The War for Nigeria, by James Verini, Photographs by Ed Kashi
As a pharmacy technician in my day job, I have worked with several of the around 6,000 Nigerian pharmacists working in the United States. So, for me, Nigeria is at least a little more than just a blob on a map to me.
For many in the United States, though, the last time Nigeria made much of an impact on popular culture was with the kidnapping of the girls from Chibok school by members of Boko Haram, a group who want to create an Islamic caliphate in northern Nigeria. To this end, they have been, performing acts of violence against the population of northern Nigeria, targeting Christians in particular, but any Muslims that don’t support the Boko Haram agenda are targets as well.
The War for Nigeria is about the actions of Boko Haram in 2013. We begin with the bombing of a bus station in Kano, the second-largest city in Nigeria. We then go to a local dispute between Christians and Muslims in rural Nigeria. No one is sure where the dispute began, one villager says that it is based in the death of a cow, but the Christians in the village claim that they are being victimized by Boko Haram.
We then go into the history of Kano, which had been a caliphate before the British took over, and whose emir had been kept on as a sort of religious leader/figurehead.
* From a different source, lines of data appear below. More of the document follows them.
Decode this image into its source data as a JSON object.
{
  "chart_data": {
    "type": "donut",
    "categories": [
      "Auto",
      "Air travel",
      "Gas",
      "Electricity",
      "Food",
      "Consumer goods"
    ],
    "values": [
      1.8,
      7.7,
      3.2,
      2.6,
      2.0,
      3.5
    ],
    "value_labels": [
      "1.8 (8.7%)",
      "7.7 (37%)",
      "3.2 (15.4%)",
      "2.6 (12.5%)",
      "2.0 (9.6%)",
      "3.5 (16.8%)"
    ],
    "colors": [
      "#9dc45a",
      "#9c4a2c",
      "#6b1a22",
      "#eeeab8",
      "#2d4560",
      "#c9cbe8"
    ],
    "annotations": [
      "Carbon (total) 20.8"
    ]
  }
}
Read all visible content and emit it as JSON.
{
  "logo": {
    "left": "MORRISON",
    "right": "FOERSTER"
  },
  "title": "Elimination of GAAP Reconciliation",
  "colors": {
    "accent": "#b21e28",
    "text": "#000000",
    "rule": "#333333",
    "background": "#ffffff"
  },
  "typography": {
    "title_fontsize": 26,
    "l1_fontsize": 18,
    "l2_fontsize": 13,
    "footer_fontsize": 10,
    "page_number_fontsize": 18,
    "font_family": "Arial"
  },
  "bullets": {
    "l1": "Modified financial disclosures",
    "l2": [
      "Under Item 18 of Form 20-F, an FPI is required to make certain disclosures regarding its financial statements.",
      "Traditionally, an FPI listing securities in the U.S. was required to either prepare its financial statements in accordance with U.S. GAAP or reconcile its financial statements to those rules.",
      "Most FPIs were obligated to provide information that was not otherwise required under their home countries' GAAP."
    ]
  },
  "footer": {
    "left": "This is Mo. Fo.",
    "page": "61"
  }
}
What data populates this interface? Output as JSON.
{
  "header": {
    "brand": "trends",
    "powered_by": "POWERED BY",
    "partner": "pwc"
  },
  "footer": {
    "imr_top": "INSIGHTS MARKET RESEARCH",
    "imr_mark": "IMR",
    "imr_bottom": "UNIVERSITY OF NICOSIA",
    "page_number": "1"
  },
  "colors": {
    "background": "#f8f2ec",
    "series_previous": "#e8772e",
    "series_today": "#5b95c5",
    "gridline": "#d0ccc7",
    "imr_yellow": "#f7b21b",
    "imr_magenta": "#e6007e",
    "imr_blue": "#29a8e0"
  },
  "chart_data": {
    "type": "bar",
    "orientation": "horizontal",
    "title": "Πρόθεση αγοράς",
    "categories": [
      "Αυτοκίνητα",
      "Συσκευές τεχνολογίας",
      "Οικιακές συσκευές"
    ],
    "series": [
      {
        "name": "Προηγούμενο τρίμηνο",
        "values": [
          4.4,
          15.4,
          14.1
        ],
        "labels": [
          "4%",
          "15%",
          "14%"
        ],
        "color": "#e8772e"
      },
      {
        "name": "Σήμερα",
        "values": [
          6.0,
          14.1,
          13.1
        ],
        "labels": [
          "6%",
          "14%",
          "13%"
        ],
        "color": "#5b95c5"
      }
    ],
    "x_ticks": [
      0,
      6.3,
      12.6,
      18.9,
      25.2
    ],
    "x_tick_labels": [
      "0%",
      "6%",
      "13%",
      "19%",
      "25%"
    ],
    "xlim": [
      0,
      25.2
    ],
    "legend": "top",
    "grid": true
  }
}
There is still an emir in Kano, and while Verini doesn’t get to meet the then-current emir, Ado Bayero (who passed away in 2014 and has been succeeded by his great-nephew Mahammadu Sanusi II, who was apparently a banker before he became a religious leader), he does get to have a look around the emir’s palace.
In the process of writing this post, I stumbled across an assertion that “Boko Haram” is a reference to being opposed to western education. And so I did some digging and found that apparently the Hausa word “boko” is a reference to “ilimin boko,” which means “fake education,” and means the western-style education brought by British colonialists. “Haram” is an Arabic word that means that something is forbidden or a sin. As a result, “Boko Haram” carries the meaning “western education is a sin.”
Follow the Water, by Verlyn Klinkenborg, photographs by Orsolya and Erlind Haarberg
Follow the Water is about the coast of Norway. After reading about the harrowing lives of people in northern Nigeria, Klinkenborg’s lyrical musings on traveling up the coast of Norway was refreshing, but a little jarring as well. Let’s hope for an era in which people will be able to write such gorgeous prose about the beauty of northern Nigeria. I may not live to see it, but someday . . . .
Follow the Water is a beautiful article, and there’s not much to say about it that could possibly improve on it, but one point made in Follow the Water is that we have now made the to-date most accurate measurement of Norway’s coast, and the current figure is 63,000 miles. That means that if you stretched it out, Norway’s coast would go around the equator just about two and a half times.